Empfehlungsschreiben
Die Autoren analysierten neun Studien. Bei der Auswertung fanden sie keine systematischen Beweise für die Behauptung, dass Frauen in Empfehlungsschreiben schlechter wegkommen. Die größte Studie mit über 2200 Schreiben fand nur wenige Geschlechterunterschiede, von denen die meisten Frauen begünstigten (z. B. mehr positive Emotionswörter, weniger negative, tendenziell längere Schreiben). Eine detailliertere Wortanalyse in dieser Studie ergab, dass Männer zwar häufiger mit Wörtern wie „Physiker", „Intellekt" und „kreativ" in Verbindung gebracht wurden, Frauen aber dreimal häufiger das Schlüsselwort „brillant" zugeschrieben wurde.
Geschlechterunterschiede in der Produktivität (Publikationen)

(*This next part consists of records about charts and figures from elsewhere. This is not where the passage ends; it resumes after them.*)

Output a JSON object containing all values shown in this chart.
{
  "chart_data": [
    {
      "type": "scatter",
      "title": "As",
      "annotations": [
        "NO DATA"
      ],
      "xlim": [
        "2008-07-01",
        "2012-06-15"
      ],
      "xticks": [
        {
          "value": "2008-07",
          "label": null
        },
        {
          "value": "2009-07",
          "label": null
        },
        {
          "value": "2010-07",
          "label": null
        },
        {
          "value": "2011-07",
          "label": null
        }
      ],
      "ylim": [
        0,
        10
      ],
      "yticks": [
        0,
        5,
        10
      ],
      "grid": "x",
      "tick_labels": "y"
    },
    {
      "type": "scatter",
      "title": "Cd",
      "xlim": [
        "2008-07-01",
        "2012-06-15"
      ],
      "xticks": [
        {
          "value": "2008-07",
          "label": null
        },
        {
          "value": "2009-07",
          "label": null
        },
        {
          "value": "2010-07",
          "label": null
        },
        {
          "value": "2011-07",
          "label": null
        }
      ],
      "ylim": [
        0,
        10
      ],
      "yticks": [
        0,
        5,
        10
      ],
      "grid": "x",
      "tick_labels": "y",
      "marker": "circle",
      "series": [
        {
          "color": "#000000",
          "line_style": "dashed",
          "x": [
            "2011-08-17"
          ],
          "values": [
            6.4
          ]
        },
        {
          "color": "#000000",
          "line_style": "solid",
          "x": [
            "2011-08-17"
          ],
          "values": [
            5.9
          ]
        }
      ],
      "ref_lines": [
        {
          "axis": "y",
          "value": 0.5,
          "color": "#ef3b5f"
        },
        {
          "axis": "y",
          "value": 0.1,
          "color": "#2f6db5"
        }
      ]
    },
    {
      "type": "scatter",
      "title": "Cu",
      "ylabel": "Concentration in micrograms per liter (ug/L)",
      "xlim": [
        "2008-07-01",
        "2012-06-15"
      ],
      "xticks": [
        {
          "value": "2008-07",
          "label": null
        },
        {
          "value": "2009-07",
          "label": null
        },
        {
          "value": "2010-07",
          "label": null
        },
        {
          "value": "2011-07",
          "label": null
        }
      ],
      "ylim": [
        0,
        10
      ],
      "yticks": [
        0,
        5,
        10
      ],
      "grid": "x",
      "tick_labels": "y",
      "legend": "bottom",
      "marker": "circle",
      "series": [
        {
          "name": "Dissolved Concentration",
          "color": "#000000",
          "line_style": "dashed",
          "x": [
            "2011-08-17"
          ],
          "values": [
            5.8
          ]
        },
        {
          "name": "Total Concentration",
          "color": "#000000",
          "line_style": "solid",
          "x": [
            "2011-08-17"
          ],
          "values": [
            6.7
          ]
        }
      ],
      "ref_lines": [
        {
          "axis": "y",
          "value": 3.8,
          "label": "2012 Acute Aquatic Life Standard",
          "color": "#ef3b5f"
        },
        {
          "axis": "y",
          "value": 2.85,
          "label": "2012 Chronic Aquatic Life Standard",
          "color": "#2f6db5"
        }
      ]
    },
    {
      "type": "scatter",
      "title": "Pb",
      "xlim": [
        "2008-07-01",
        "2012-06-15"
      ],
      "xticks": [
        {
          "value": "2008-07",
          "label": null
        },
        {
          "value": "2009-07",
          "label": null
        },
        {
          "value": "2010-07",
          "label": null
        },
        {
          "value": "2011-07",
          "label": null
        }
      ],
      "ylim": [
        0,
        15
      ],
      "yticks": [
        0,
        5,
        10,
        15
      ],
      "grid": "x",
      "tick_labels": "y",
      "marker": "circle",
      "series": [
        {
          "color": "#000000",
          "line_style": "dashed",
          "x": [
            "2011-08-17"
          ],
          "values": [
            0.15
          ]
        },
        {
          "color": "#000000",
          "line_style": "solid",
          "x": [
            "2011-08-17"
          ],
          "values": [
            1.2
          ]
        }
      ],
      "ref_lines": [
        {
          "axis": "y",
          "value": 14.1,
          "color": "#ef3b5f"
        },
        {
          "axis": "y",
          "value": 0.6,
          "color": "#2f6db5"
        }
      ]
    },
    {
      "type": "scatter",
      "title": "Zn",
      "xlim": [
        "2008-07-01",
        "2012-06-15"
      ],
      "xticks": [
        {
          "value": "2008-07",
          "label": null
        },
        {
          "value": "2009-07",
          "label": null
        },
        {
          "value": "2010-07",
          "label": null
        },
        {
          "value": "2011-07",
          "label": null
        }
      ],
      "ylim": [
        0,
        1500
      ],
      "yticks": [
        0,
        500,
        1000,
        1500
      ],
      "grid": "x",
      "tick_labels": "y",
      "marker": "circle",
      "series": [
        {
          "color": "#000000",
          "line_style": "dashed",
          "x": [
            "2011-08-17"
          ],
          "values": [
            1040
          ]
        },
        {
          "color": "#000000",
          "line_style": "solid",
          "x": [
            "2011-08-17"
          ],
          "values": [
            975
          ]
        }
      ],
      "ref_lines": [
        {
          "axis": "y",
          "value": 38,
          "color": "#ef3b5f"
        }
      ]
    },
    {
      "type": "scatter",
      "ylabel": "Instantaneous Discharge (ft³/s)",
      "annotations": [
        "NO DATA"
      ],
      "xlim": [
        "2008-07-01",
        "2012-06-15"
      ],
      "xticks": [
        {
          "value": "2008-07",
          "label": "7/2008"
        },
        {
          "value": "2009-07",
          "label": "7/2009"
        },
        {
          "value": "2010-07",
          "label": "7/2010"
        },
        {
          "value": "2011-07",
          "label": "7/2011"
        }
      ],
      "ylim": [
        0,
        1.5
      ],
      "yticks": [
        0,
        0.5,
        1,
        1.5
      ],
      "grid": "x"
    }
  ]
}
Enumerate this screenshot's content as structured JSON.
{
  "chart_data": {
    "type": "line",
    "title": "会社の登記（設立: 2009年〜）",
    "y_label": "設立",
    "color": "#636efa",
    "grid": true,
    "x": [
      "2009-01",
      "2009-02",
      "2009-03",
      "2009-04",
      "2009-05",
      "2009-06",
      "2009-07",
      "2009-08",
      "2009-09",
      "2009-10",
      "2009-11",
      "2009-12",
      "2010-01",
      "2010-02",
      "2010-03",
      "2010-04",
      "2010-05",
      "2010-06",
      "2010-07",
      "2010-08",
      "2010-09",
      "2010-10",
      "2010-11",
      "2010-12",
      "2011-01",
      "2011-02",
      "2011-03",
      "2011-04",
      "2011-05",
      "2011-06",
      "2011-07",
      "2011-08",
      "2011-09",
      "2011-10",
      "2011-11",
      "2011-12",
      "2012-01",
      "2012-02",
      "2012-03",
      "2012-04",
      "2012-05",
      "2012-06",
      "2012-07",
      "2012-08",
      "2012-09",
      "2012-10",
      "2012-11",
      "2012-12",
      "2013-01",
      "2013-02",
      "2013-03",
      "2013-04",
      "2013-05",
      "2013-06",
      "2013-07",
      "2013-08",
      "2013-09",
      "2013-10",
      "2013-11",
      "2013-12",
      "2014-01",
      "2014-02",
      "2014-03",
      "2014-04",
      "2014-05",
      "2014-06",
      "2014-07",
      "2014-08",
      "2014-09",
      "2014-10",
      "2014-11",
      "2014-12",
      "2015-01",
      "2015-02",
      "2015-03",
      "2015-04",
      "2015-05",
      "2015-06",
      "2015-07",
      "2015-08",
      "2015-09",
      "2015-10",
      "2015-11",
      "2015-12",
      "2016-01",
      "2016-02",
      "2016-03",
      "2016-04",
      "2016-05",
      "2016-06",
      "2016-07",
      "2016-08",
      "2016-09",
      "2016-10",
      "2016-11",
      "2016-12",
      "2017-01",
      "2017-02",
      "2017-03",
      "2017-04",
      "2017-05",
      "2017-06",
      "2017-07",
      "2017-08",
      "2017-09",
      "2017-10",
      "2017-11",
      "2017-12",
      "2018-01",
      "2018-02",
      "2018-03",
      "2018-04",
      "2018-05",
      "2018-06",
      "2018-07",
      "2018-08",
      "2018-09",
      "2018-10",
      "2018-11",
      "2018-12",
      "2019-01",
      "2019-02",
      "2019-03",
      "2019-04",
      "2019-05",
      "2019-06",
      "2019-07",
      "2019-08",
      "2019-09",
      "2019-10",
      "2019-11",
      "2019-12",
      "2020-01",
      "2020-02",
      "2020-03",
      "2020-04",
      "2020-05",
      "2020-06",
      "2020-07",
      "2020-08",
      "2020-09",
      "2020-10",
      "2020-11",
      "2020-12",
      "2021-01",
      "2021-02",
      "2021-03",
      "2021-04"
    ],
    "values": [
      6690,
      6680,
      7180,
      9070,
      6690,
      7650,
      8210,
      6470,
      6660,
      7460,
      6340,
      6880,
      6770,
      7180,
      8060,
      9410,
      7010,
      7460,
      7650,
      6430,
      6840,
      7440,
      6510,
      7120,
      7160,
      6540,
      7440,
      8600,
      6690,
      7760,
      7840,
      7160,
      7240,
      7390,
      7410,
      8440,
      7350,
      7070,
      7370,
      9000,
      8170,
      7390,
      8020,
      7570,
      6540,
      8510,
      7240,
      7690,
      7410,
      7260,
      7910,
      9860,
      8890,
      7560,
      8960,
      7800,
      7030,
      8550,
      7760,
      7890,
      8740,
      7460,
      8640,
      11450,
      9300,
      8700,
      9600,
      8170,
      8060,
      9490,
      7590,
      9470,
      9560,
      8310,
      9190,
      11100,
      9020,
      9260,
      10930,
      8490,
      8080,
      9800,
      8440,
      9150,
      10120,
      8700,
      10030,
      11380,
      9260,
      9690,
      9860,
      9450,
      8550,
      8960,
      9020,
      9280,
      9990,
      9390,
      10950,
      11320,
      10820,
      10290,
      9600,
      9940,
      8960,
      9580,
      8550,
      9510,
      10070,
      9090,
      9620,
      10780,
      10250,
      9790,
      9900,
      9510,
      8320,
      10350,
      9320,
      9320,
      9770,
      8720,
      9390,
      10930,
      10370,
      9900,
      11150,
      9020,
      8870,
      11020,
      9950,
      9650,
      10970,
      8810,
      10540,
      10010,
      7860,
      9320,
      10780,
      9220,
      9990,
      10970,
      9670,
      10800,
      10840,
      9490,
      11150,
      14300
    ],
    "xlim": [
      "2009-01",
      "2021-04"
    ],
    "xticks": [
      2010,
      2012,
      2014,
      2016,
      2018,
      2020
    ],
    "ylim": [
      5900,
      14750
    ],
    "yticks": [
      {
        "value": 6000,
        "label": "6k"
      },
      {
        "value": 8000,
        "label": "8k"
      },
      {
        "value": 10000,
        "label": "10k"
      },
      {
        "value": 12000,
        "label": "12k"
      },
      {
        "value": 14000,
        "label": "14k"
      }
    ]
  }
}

Dieser Bereich ist kein Evaluationskontext im eigentlichen Sinne, beeinflusst aber die Beurteilung in anderen Bereichen. Der dominierende Befund in der Literatur ist, dass Frauen tendenziell geringere Publikationsraten als Männer haben. Die überwältigende Mehrheit der Studien findet signifikante Produktivitätsunterschiede zugunsten von Männern. Die Autoren weisen darauf hin, dass dies durch Faktoren wie Karriereunterbrechungen (oft aufgrund von Familienverpflichtungen) bedingt ist. Studien, die nur aktive Forscher in einem bestimmten Zeitraum betrachten, zeigen geringere Unterschiede. Die geringere Produktivität von Frauen wird als ein Grund für die geschlechtsspezifischen Unterschiede bei Forschungsgeldern und Gehalt gesehen.
Fazit
Frauen mögen da und dort noch benachteiligt sein. Männer allerdings auch. Eine spezielle Förderung von Frauen in Hinblick auf das berufliche Vorankommen mag im letzten Jahrtausend noch eine gewisse Berechtigung gehabt haben. Heute ist sie in modernen westlichen Gesellschaften obsolet, und Institutionen, die an der Behauptung einer systematischen Benachteiligung festhalten, sind kontraproduktiv.